Starting next week, 1,000 military medical personnel will begin arriving to help mitigate staffing crunches at hospitals across the country. Many facilities are struggling because their workers are in at-home quarantines due to the virus at the same time as a nationwide spike in COVID-19 cases. The new deployments will be on top of other federal medical personnel who have already been sent to states to help with acute shortages.
Biden planned to deliver remarks Thursday morning on the “surge response” to COVID-19, the White House said. The administration’s focus is shifting to easing disruptions from the nationwide spike in cases that is also contributing to grocery shortages and flight cancellations.
On Tuesday, Janet Woodcock, the acting head of the Food and Drug Administration, told Congress that the highly transmissible strain will infect “most people” and that the focus should turn to ensuring critical services can continue uninterrupted.
“I think it’s hard to process what’s actually happening right now, which is: Most people are going to get COVID, all right?” she said. “What we need to do is make sure the hospitals can still function — transportation, other essential services are not disrupted while this happens.”
The White House said Biden would be joined by Defense Secretary Lloyd Austin, who recently recovered from his own case of COVID-19, and FEMA Administrator Deanne Criswell.

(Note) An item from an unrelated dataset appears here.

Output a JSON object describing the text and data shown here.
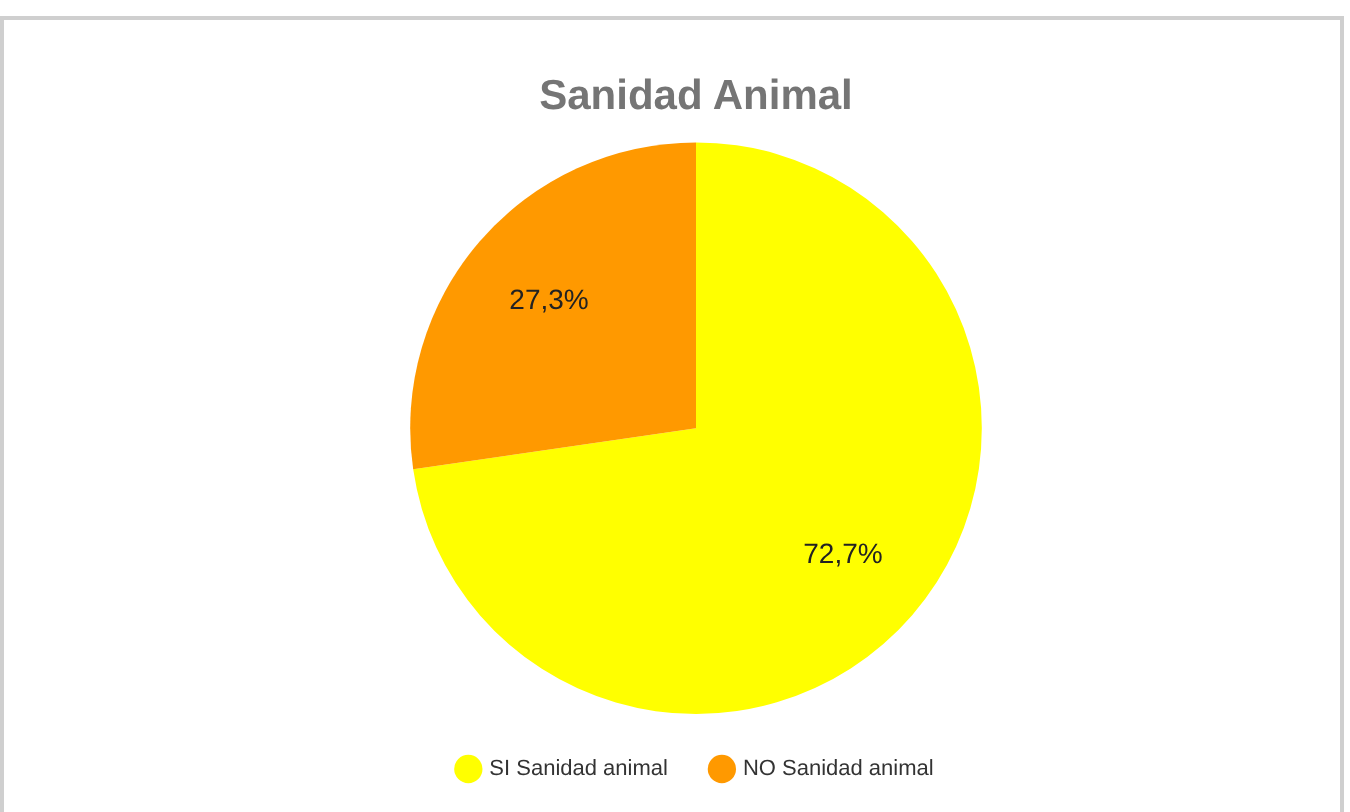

They will spotlight the work of the more than 800 military personnel who have been helping civilian hospitals since Thanksgiving and the more than 14,000 National Guard members whose work supporting vaccinations, testing and caring for patients is being covered by the federal government.

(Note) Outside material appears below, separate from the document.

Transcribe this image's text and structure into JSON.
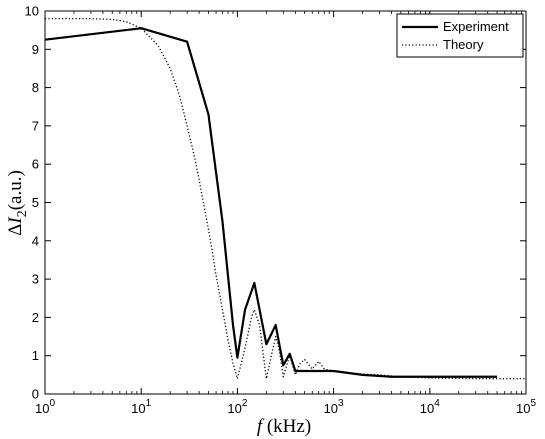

The White House said the trio would speak with federal personnel who are already on the ground in Arizona, Michigan and New York to hear about their experiences.
Biden will also announce that six additional military medical teams will be deployed to Michigan, New Jersey, New Mexico, New York, Ohio and Rhode Island.
The White House said the teams will support Henry Ford Hospital just outside Detroit, University Hospital in Newark, the University of New Mexico hospital in Albuquerque, Coney Island Hospital in Brooklyn, Cleveland Clinic and Rhode Island Hospital in Providence.